Redondo Beach ‘Cannabis church’ closes, avoids court
by David Mendez
Seaside Church of Alternative Healing, the cannabis church just off of Redondo Beach’s Artesia Boulevard which purported to freely give its members cannabis after receiving monetary donations, has permanently closed in accordance with a pending settlement agreement with the City of Redondo Beach.
The two sides were scheduled to go to court as of June 24 before reaching a tentative agreement. The City agreed to dismiss as many as 18 criminal charges each against two defendants — Seaside Church itself, and one-time employee JB Anderson — should Seaside agree to cease its operations. Many of the charges leveled against the church are with regard to numerous building code violations, including wiring, plumbing and other non-permitted changes to the building. As of last week, visitors to Seaside were met with a closed gate and a white sign reading “CLOSED” in black spray paint.
“It’s the city’s position that they were calling themselves a church in an attempt to get around any criminal liability,” said Redondo Beach City Prosecutor Melanie Chavira. “But I don’t believe that would have held up during trial.” Chavira also stated that Seaside’s legal representatives did not file a pretrial motion to claim First Amendment constitutional protections against the City.
Seaside was also the subject of two separate operations in which police officers purchased cannabis undercover; Chavira declined to detail the facts of those operations, as the settlement has not yet been officially completed.
As for why Seaside has elected to wholly discontinue its operations after correcting the code violations, defense attorney Grenville Pridham said simply that his clients are “tired of fighting the city.”
“You can only take so much,” Pridham said.
The code violations, in Pridham’s opinion, were “ticky-tack,” and based largely on the city disapproving of the church’s practices.

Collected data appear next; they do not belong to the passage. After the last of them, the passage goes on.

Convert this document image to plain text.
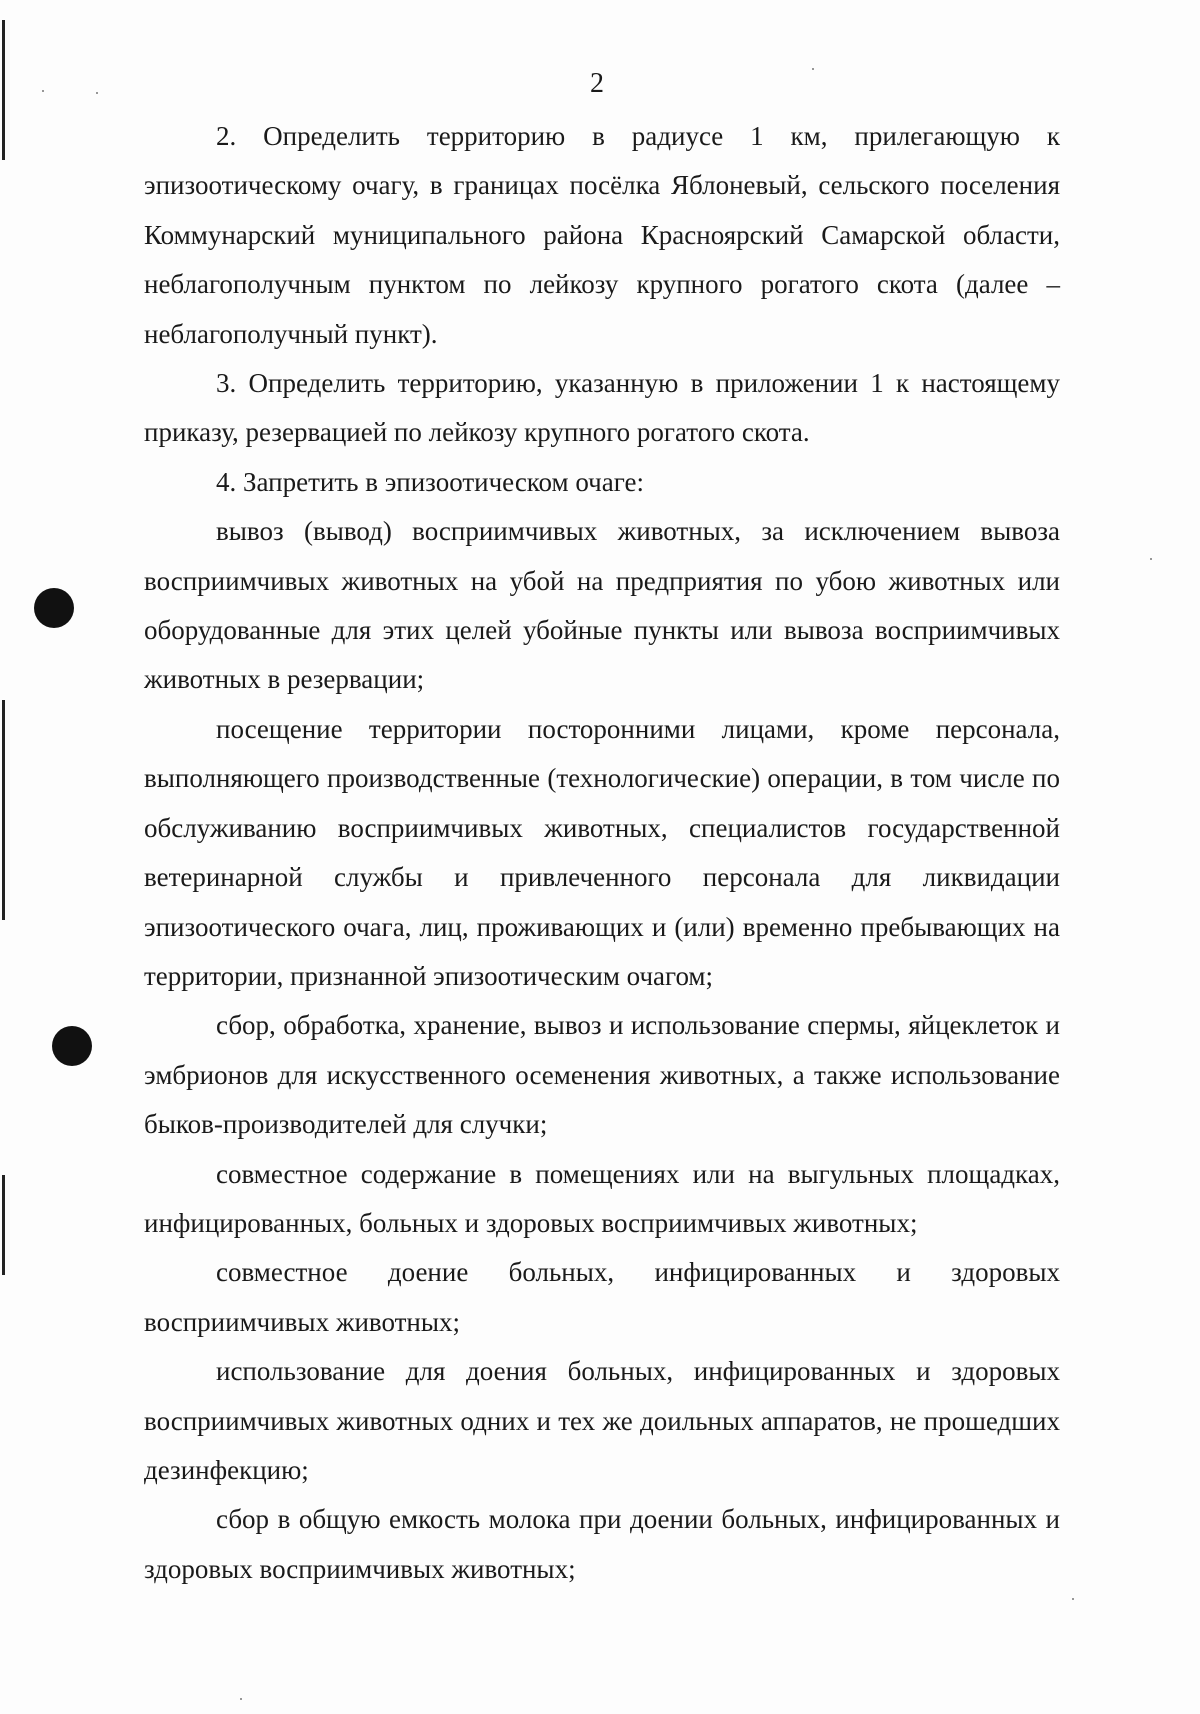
2

2. Определить территорию в радиусе 1 км, прилегающую к эпизоотическому очагу, в границах посёлка Яблоневый, сельского поселения Коммунарский муниципального района Красноярский Самарской области, неблагополучным пунктом по лейкозу крупного рогатого скота (далее – неблагополучный пункт).

3. Определить территорию, указанную в приложении 1 к настоящему приказу, резервацией по лейкозу крупного рогатого скота.

4. Запретить в эпизоотическом очаге:

вывоз (вывод) восприимчивых животных, за исключением вывоза восприимчивых животных на убой на предприятия по убою животных или оборудованные для этих целей убойные пункты или вывоза восприимчивых животных в резервации;

посещение территории посторонними лицами, кроме персонала, выполняющего производственные (технологические) операции, в том числе по обслуживанию восприимчивых животных, специалистов государственной ветеринарной службы и привлеченного персонала для ликвидации эпизоотического очага, лиц, проживающих и (или) временно пребывающих на территории, признанной эпизоотическим очагом;

сбор, обработка, хранение, вывоз и использование спермы, яйцеклеток и эмбрионов для искусственного осеменения животных, а также использование быков-производителей для случки;

совместное содержание в помещениях или на выгульных площадках, инфицированных, больных и здоровых восприимчивых животных;

совместное доение больных, инфицированных и здоровых восприимчивых животных;

использование для доения больных, инфицированных и здоровых восприимчивых животных одних и тех же доильных аппаратов, не прошедших дезинфекцию;

сбор в общую емкость молока при доении больных, инфицированных и здоровых восприимчивых животных;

“A lot of governments don’t like cannabis, and they don’t like people that believe cannabis is their sacrament,” Pridham said. “The code enforcement, the building code violations, that’s a backdoor way to try and shut down the church…and it’s really all about money. Municipalities want tax money from dispensaries.”
The City of Redondo Beach is currently in the process of determining licensing procedures for cannabis dispensaries. A date has not yet been set for discussions to return, but is projected for September. According to City Manager Joe Hoefgen, the city’s Cannabis Task Force “still has some work to do.”
As for whether or not Seaside Church really was a religious organization is in the eye of the beholder. Seaside set a condition that all prospective members sign a series of papers professing to believe in the healing properties of cannabis, the church’s “sacred sacrament.” In an interview last year, Seaside leader Joe Luna said that simply opening a dispensary wasn’t his goal, saying that dispensaries perpetuate the “fashion” of cannabis.
Seaside was found on numerous websites offering listings of dispensaries, and for a time last year even described deals and “happy hours” on its own WeedMaps listing. That listing no longer exists.
“At this point, the church is dissolved, and I know of no plans to reopen it,” Pridham said.